I suspect nearly all of you have friends or relatives living in nursing homes or other long-term care facilities.
We all know that society tends to hold negative perceptions about nursing homes. They’re sometimes seen as places we should avoid and mistrust. Sadly, in some instances, they deserve this reputation.
However, I’ve had relationships with nursing homes for more than 40 years – as a family member, CNA, nurse and now as a volunteer.
During that time, I’ve learned that the vast majority of caregivers in nursing homes are compassionate, dedicated people who work very hard to provide the very best quality of care for their residents.
Today, I’m sharing tips to help family and friends communicate effectively with caregivers at the nursing home.
Problems are a lot easier to fix when they’re addressed right away. This prevents a minor issue from growing into a mountain. It’s easier for you, too, if you get the problem resolved right away rather than losing sleep over something that’s easily fixed.
Oftentimes, there’s a logical explanation for something that may seem odd to you.
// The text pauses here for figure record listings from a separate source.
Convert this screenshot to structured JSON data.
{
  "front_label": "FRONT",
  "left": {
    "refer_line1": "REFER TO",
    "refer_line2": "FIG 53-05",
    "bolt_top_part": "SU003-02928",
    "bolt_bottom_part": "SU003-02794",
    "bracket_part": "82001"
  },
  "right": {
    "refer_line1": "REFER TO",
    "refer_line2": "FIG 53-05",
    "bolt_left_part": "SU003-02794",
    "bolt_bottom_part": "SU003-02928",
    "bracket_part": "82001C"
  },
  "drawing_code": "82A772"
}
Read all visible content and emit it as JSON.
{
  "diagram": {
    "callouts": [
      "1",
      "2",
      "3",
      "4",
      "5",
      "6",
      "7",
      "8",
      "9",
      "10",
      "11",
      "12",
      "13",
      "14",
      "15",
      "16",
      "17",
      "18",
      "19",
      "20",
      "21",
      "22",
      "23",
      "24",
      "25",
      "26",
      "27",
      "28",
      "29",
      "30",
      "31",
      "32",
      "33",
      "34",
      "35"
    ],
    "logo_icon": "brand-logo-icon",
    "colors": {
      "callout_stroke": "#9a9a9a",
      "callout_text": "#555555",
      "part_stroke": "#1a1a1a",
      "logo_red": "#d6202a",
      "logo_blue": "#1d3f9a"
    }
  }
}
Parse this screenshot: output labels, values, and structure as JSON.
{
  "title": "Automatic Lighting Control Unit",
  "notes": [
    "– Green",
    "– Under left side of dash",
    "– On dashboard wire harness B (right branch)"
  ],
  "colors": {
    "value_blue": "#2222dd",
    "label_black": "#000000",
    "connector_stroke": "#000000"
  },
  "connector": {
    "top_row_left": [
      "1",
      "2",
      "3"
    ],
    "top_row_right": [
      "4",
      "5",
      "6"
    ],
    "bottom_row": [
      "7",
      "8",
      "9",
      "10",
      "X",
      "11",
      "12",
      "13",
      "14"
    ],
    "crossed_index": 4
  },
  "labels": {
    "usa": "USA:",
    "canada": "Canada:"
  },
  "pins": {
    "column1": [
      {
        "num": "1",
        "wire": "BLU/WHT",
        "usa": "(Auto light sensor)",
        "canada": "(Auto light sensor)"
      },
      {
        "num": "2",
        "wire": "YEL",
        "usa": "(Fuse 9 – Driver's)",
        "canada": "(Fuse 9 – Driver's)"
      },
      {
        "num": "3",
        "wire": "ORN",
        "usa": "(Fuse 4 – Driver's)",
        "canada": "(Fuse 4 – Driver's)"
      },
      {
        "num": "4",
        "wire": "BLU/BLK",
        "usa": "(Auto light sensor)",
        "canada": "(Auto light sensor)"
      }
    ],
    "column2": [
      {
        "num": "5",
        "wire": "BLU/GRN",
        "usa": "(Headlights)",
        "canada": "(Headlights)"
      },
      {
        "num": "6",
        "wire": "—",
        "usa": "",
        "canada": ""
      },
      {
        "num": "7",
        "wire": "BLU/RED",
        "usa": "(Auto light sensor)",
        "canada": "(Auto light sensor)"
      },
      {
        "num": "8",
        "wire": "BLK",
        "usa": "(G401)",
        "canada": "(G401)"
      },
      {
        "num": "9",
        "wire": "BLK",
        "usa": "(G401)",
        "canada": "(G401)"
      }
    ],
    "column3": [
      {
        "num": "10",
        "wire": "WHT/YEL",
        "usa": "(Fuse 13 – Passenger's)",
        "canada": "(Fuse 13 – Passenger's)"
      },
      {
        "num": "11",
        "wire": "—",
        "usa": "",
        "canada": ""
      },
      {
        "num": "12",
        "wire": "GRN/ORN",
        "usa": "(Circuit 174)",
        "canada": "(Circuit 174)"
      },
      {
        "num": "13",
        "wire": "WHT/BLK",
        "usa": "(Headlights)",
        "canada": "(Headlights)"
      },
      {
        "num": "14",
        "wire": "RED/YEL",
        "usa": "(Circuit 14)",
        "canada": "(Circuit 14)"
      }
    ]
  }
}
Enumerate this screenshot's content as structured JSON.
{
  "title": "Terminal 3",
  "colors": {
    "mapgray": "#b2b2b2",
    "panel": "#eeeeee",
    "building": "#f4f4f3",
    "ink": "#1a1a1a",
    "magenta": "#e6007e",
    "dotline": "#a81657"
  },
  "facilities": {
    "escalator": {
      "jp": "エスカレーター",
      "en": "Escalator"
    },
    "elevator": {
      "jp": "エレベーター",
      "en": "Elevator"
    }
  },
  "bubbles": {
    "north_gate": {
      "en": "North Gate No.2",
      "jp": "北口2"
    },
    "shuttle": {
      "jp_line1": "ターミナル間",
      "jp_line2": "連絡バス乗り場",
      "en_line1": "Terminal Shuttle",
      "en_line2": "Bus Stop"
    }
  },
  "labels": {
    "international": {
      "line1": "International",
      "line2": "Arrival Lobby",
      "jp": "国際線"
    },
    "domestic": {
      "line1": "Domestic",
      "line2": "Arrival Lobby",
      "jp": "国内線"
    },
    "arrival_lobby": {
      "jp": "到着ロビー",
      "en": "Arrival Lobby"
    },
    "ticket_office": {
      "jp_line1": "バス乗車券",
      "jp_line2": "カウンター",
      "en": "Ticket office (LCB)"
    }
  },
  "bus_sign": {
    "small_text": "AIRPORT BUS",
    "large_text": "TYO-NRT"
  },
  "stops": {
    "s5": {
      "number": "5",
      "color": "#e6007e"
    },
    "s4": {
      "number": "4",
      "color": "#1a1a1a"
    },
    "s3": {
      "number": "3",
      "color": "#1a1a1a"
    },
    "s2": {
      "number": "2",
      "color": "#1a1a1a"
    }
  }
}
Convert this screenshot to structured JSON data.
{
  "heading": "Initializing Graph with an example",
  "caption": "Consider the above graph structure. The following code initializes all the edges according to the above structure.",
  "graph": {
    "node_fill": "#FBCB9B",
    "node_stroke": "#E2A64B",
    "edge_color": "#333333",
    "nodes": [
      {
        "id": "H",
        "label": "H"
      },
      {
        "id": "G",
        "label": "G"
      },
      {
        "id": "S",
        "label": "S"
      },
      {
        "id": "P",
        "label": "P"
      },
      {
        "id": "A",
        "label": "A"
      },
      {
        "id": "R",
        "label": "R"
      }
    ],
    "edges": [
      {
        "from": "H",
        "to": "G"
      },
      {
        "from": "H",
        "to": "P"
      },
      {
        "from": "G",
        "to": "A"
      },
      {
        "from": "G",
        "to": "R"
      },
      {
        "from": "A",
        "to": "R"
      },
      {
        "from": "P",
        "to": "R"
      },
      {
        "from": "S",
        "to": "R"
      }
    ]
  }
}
It will all make sense when you learn the reason why something is being done a certain way.
If you have a question, then other families are probably wondering the same thing. So, don’t be afraid to ask.
When you have a concern, it’s usually best to approach the person most directly involved in the situation at the time it happens. If this doesn’t resolve the issue, then go to the next person in the chain of command.
For example, if you speak with the staff nurse and the issue remains unresolved, then speak with the unit manager.
When you see something that’s a concern, jot down a note with the facts. Management finds it much easier to follow up when they know details such as the date, time, what happened and the people involved.
That being said, please don’t carry a notepad and write down notes in front of the staff. I’ve seen people do this, and it makes even the best caregivers nervous.
If you still feel like your concerns remain unresolved, the next step is to contact a nursing home ombudsman. In the United States, every state provides ombudsman services at no cost.
They work as advocates for nursing home residents, and they serve as a liaison between residents and the care facility when concerns arise.
Working in a nursing home is a challenging job, both physically and emotionally. During a rough shift, it can mean the world to a caregiver when you offer a simple word of thanks.
Also, look for opportunities to give sincere compliments when you see caregivers going the extra mile for their residents.
It’s also important to treat caregivers with respect. The illness or circumstances that led to the need to admit a loved one to a nursing home often leaves emotions frayed. It’s natural for family members to feel guilty, scared, helpless or overwhelmed.
But, too often I’ve seen people take out their frustrations on caregivers in the nursing homes. We need to remember that they’re human beings with feelings, too.
When it comes to providing the best possible quality of life for your loved one, consider yourself part of the residents’ care team. Visit as often as you’re able. Join in on activities and consider volunteering if you have time.
Nursing homes generally hold care conferences quarterly. At this time, the care team – including a nurse, social worker, dietician, activity staff and others – get together to review and update a resident’s plan of care.
I strongly encourage you to attend care conferences along with your family member. This is a great opportunity to share information, discuss concerns, and ask questions.